Павел слушал, и в его глазах вместо отчаяния появлялся интерес. Он не был похож на зомби. Он был похож на утопающего, которому только что бросили спасательный круг.
Я сидел на своем диване и чувствовал себя неуютно. Эти люди не вписывались в образ врагов государства. Они были обычными людьми со своими обычными проблемами. Они искали точку опоры в мире, который летел в тартарары. Их «технология» самосовершенствования, их «мост к свободе» — может, это и был самообман, дорогая иллюзия. Но если эта иллюзия помогала им становиться лучше, перестать пить, наладить отношения с близкими, кому от этого было плохо?
Я вспомнил историю их появления в России. Конец 80-х, начало 90-х. Рухнул Союз, и в образовавшуюся пустоту хлынуло все — от проповедников до финансовых пирамид. Книгу Хаббарда тогда издали огромным тиражом. Ее презентовали в Кремлевском дворце. Такие люди, как Руцкой и Степашин, поначалу отзывались о «Дианетике» с интересом. Они получили официальную регистрацию в 1994-м. Двадцать лет они работали, строили свои центры, переводили книги, обучали «одиторов». А потом что-то изменилось. Маятник качнулся в другую сторону. И те, кто вчера казался безобидными чудаками, сегодня стали врагами.
Вернувшись в свой пустой кабинет, я снова открыл дело. Теперь за сухими юридическими формулировками я видел живых людей. Ольгу, которая пекла свои торты и радовалась звонкам сына. Павла, который хотел перестать ссориться с женой.
«...слово «саентология» зарегистрировано как товарный знак, что противоречит требованиям законодательства, так как религию не может распространять коммерческое партнерство...» — гласил иск Минюста.
Бумажные солдаты, выстроенные в ряд для атаки. Постановление Мосгорсуда от 23 ноября 2015 года, подписанное судьей Казаковым. Ликвидировать. Признание Верховным судом этого решения законным 29 июня 2016 года. Все. Конец.
Я смотрел на эти бумаги, и меня пробирал холод. Это была идеально отлаженная машина. Машина, которая не делала различий между настоящими преступниками и людьми, которые просто хотели стать счастливее, пусть и таким странным способом.

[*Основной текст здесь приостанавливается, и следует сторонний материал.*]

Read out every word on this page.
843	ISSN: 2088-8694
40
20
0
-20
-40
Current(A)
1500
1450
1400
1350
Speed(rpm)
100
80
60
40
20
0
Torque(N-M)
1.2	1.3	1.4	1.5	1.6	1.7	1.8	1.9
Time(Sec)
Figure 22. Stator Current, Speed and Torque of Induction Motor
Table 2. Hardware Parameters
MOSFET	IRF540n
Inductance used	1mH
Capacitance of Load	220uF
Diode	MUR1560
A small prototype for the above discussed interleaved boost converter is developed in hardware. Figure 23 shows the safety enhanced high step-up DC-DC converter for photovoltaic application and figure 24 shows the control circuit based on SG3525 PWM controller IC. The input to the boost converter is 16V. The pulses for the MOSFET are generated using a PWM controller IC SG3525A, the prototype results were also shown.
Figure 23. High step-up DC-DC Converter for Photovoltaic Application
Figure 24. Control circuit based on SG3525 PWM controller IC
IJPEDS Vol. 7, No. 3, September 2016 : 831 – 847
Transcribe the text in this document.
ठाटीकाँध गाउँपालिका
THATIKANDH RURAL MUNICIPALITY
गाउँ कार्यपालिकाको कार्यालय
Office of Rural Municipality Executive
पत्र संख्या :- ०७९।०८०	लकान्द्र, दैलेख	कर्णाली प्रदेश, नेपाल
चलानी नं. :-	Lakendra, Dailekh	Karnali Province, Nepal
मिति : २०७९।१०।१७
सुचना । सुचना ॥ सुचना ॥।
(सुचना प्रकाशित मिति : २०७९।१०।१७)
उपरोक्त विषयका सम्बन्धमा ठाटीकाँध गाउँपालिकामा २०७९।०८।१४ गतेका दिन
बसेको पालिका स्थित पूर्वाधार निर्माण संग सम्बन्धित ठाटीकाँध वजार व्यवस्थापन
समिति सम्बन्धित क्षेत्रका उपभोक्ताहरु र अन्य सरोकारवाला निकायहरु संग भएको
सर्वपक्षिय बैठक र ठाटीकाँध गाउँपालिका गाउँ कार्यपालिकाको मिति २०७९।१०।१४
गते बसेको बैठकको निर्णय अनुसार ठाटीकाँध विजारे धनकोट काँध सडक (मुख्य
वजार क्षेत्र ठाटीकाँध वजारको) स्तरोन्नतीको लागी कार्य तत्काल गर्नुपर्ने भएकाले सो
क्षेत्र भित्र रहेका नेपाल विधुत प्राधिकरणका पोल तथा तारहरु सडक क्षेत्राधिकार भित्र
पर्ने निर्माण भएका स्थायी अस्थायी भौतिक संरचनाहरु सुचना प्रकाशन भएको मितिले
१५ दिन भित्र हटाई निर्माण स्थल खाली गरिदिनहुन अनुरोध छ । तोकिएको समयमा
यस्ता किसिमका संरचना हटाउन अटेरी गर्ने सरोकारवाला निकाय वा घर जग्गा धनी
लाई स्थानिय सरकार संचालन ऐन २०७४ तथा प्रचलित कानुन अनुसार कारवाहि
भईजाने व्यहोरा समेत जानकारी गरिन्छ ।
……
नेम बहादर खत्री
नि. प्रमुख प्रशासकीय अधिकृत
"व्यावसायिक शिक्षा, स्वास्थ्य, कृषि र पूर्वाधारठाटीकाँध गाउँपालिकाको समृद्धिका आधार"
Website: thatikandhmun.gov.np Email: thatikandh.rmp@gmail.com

Машина, которой управляли такие, как Дворкин. А приводили в исполнение — такие, как я.
Я налил себе еще виски. В голове была звенящая пустота. Раньше все было просто. Были преступники, и был закон. Теперь все смешалось. Я видел людей, которые не были похожи на преступников, но которых система назначила таковыми. И я видел «борца за правду», который использовал шантаж и подкуп, чтобы добиться своих целей.
Моя совесть, которую я считал давно погасшей, вдруг подала признаки жизни. Она заворочалась где-то в глубине души, вызывая тупую, ноющую боль. И я понял, что Дворкин ошибся. Он думал, что загнал меня в угол. Но он сделал нечто худшее. Он заставил меня сомневаться. А для судьи сомнение — это начало конца. Или начало чего-то совсем другого.
Неделю я жил как во сне. Или, точнее, как в кошмаре, из которого не получалось проснуться. Папка с делом Павлова, извлеченная из пыльного забвения, лежала в сейфе моего кабинета, но я чувствовал ее ледяное прикосновение даже сквозь стальную дверцу и три стены. Она была как радиоактивный изотоп, медленно отравляющий все вокруг. Мои мысли, мой сон, воздух в моей квартире.
Дворкин молчал. Это молчание было хуже любых угроз, хуже ночного звонка с шипящим шепотом в трубке. Оно было рассчитанным, выверенным, как ход гроссмейстера. Он дал мне время, чтобы страх сделал свою работу. Чтобы я сам, в тишине собственного черепа, прокрутил все пленки с возможными последствиями: служебная проверка, вежливые люди в штатском из Следственного комитета, скандал в прессе, лишение статуса. Конец карьеры. Позор. А главное — конец надежды для Кати. Каждый день ее улыбка становилась все более хрупкой, как осенний лист, и я понимал, что время утекает не песком, а кровью.
Я пытался работать. Сидел в кресле, листал тома дел, слушал лепет адвокатов и казенный бубнеж прокуроров. Но буквы расплывались, а голоса сливались в один монотонный гул. В каждом подсудимом мне мерещился Павлов. В каждом защитнике — я сам, молодой и еще не сломленный, верящий в то, что закон — это гранит, а не воск, из которого каждый лепит то, что ему заказали.
А потом он позвонил. Не на рабочий, не через секретаря. На мой личный мобильный, номер которого я давал только жене и паре старых друзей. Номер был незнакомый, как лицо наемного убийцы.
— Алексей Петрович, добрый день. Александр Леонидович Дворкин. Надеюсь, не отвлекаю?
Его голос был таким же спокойным и уверенным, как и при нашей встрече в его логове. Голос профессора, объясняющего студенту очевидную истину. Голос хирурга, сообщающего, что ампутация неизбежна.
— Что вам нужно? — спросил я, стараясь, чтобы голос не дрожал. Получилось плохо.
— Я хотел бы пригласить вас на ужин. Обсудить некоторые гуманитарные вопросы. Сегодня, в восемь, ресторан «Пушкинъ». Вам удобно?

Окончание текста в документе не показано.